Entre as muitas possibilidades de uso da inteligência artificial, uma deve ser para melhorar o ensino e a educação. Um estudo realizado pelo Sesi e pelo Senai se debruça sobre o assunto para descobrir como e quando essa tecnologia estará dentro das salas de aula das escolas brasileiras. “O aprendizado mediado por tecnologias é a tendência da educação”, afirma Rafael Lucchesi, diretor-geral do Senai e diretor-superintendente do Sesi. “O uso de recursos baseados em inteligência artificial enriquece a prática pedagógica, assim como ajuda a manter o interesse do estudante.”

Sesi e Senai dão destaque para um tipo de solução que deve trazer grandes benefícios a estudantes: os tutores inteligentes e personalizados. Em resumo, esse tipo de tecnologia seria capaz de analisar as reações de cada estudante para saber quais estão mais avançados e quais estão mais atrasados e enfrentando dificuldades no aprendizado. Na China, por exemplo, o reconhecimento facial de alunos é usado para medir atenção.
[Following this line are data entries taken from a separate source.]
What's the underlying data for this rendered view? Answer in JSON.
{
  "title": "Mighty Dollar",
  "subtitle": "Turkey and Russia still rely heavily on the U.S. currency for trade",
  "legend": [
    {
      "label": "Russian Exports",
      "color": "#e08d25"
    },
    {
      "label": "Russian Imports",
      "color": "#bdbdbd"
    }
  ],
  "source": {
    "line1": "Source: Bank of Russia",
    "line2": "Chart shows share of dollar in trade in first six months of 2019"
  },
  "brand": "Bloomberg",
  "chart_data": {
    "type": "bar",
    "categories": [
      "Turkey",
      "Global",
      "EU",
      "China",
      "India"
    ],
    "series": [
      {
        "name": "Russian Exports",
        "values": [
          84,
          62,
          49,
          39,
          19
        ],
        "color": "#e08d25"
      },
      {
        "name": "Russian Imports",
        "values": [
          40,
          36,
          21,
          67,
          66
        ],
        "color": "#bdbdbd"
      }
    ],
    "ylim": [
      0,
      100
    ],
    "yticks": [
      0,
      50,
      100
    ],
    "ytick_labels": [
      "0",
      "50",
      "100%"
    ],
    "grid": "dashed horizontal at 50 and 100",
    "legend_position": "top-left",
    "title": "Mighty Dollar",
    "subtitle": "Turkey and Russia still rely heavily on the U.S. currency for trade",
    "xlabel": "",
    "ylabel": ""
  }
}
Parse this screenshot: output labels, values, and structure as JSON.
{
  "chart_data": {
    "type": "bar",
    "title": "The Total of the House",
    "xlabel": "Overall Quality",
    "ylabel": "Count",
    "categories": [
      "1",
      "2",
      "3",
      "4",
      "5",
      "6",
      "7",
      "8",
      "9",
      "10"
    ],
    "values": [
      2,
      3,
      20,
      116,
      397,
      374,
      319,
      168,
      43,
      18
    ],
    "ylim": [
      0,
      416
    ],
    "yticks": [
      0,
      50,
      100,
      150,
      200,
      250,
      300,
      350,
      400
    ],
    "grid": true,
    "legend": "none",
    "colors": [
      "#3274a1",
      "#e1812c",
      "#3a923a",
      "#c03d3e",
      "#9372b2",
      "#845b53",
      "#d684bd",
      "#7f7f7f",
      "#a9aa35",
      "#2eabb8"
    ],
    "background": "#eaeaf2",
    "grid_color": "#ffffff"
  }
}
De acordo com as previsões do estudo, esse tipo de tecnologia deve conquistar espaço nas escolas aos poucos — principalmente porque pode ser refinada com a adição de funcionalidades como melhorias no processamento de linguagem e conexão à internet das coisas. A estimativa é que dentro de 10 anos de 11% e 30% das escolas públicas e particulares do Brasil contem com sistemas de tutor inteligente. Em 15 anos, esse número deve chegar a até 50% das escolas. 

A chegada da tecnologia até as salas de aula seria importante para preparar os alunos para o mercado de trabalho do futuro. “Diante da quarta revolução industrial, saber lidar com tecnologias será essencial para a prática de qualquer profissão”, afirma Lucchesi. Sesi e Senai recentemente anunciaram uma parceria com a Microsoft para o ensino de inteligência artificial para alunos das redes.

Outra tecnologia citada pelo documento é a de fones de ouvido com tradução inteligente e simultânea. “Ela poderá ser muito útil para alunos que realizam cursos em línguas diferentes das suas”, afirma o relatório. Ainda no campo dos dispositivos de tecnologia vestíveis, o documento fala sobre óculos inteligentes, que “poderão ser de grande serventia para a leitura de textos em diferentes idiomas, fornecendo sua tradução automática”. Ambas as soluções estão previstas para o médio prazo e devem estar mais disseminadas entre 2020 e 2030. O estudo não descarta o uso de realidade aumentada e virtual dentro das salas de aula, técnicas que devem se popularizar com a chegada de óculos conectados e inteligentes.

A nuvem conquista

Não necessariamente relacionada à inteligência artificial, outra tecnologia é apontada pelo relatório como a com maior potencial de penetração em escolas brasileiras: a computação em nuvem. Até 2020, a estimativa é que de 11% a 30% das instituições utilizem de alguma forma a nuvem. Dez anos depois, em 2030, esse número será de 51% a 70%.

“Esses serviços já são muito úteis para a educação. As escolas, independentemente de seu tamanho, podem utilizar essa capacidade de armazenamento e computação para os seus dados e conteúdos. Estes podem ser acessados por professores e alunos de qualquer local”, explica o relatório.